The AG responded both the rights are traceable to the same article and therefore the issue is how to reconcile between them. He referred to a case wherein the court upheld the right to information over the right to privacy. However Justice Sikri pointed out that in the case the court only had to deal with balancing of two rights of the same person.

The AG responded that only the bare minimal amount of information required to satisfy the identity of the individual is collected. He further stated that where Aadhaar is required for ensuring that the vast majority of population have the basic right to life such as shelter, food, there is full justification for the encroachment on the right to privacy, provided it is minimal.

Justice Chandrachud suggested the better argument for the state would be to acknowledge that there is an invasion but that it is proportional to the need. He also said in order to decide if the invasion is minimal or not other factors such as informed consent, purpose for which biometrics is obtained, safeguards that are in place to ensure that it is not leaked out for other purposes should be considered. Justice Bhushan interjected that minimal invasion is purely subjective. The AG responded the bench should look at the information collected from an objective perspective keeping in mind the larger interest of the country.

Justice Chandrachud said proportionality laid down in Justice K. S. Puttuswamy And Anr.
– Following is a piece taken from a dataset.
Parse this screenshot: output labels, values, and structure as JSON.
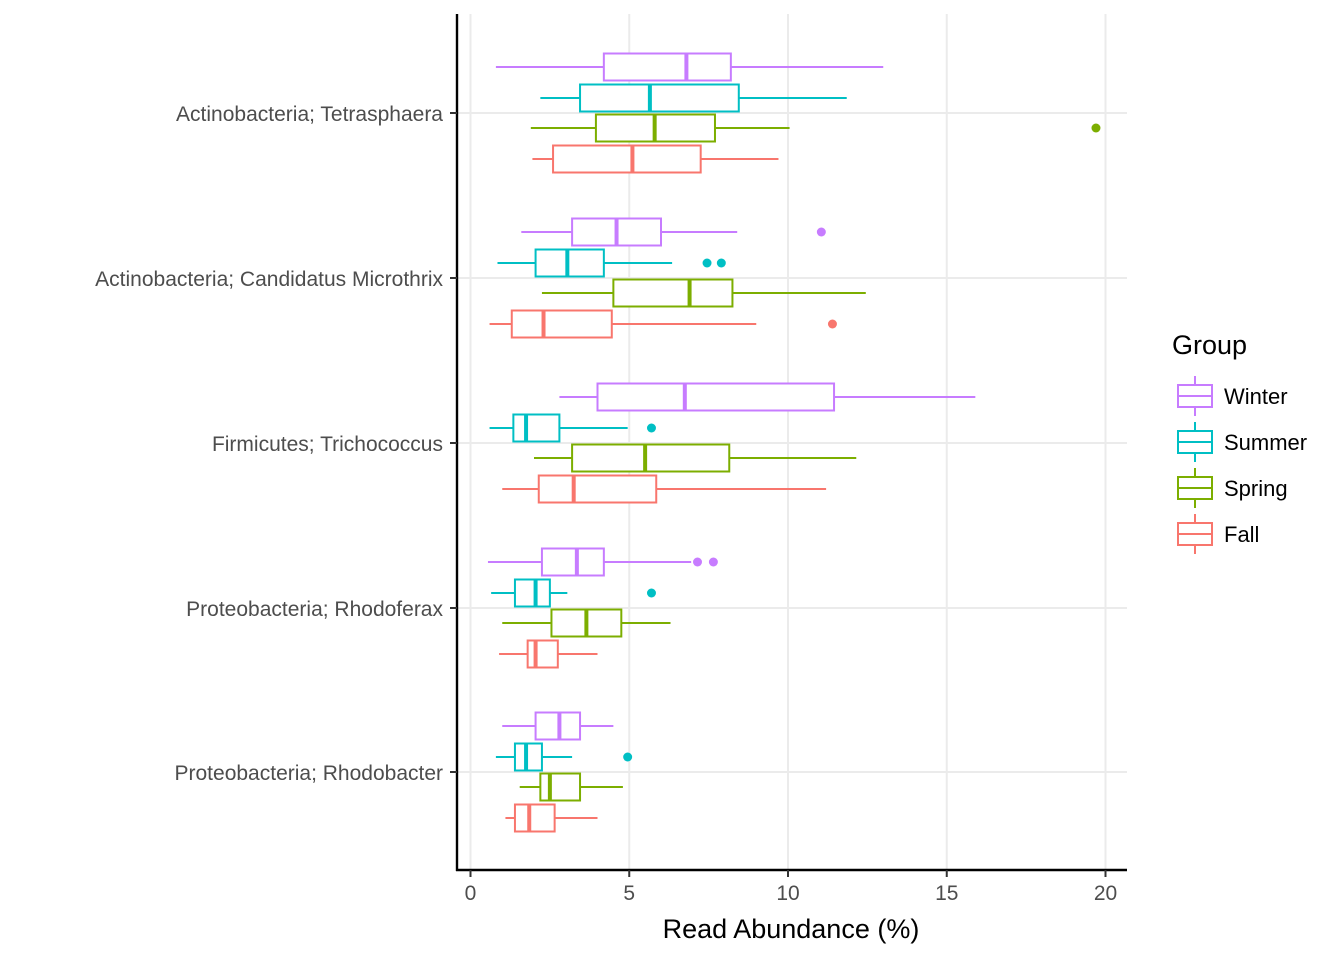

V. UoI was in broad terms and therefore it is to be determined how to use it in the case of Aadhaar. He asked if it would mean utilization of data only for the purpose for which it was collected. The AG responded not one extra element of information is collected from the individual than is required for the purpose and further submitted that s.29(1)(a), s.29(1)(b) of the Act stipulate purpose limitation.

Next, Justice Chandrachud mentioned there was no safeguard before the Act came into being and that s.59 of the Act does not provide for retrospective application. Senior Counsel Rakesh Dwivedi submitted that a concept study was performed in rural areas before Aadhaar was decided upon and that Information Technology Act in 2009 empowered the use of Aadhaar for e-commerce.

The hearing will continue on April 10, 2018.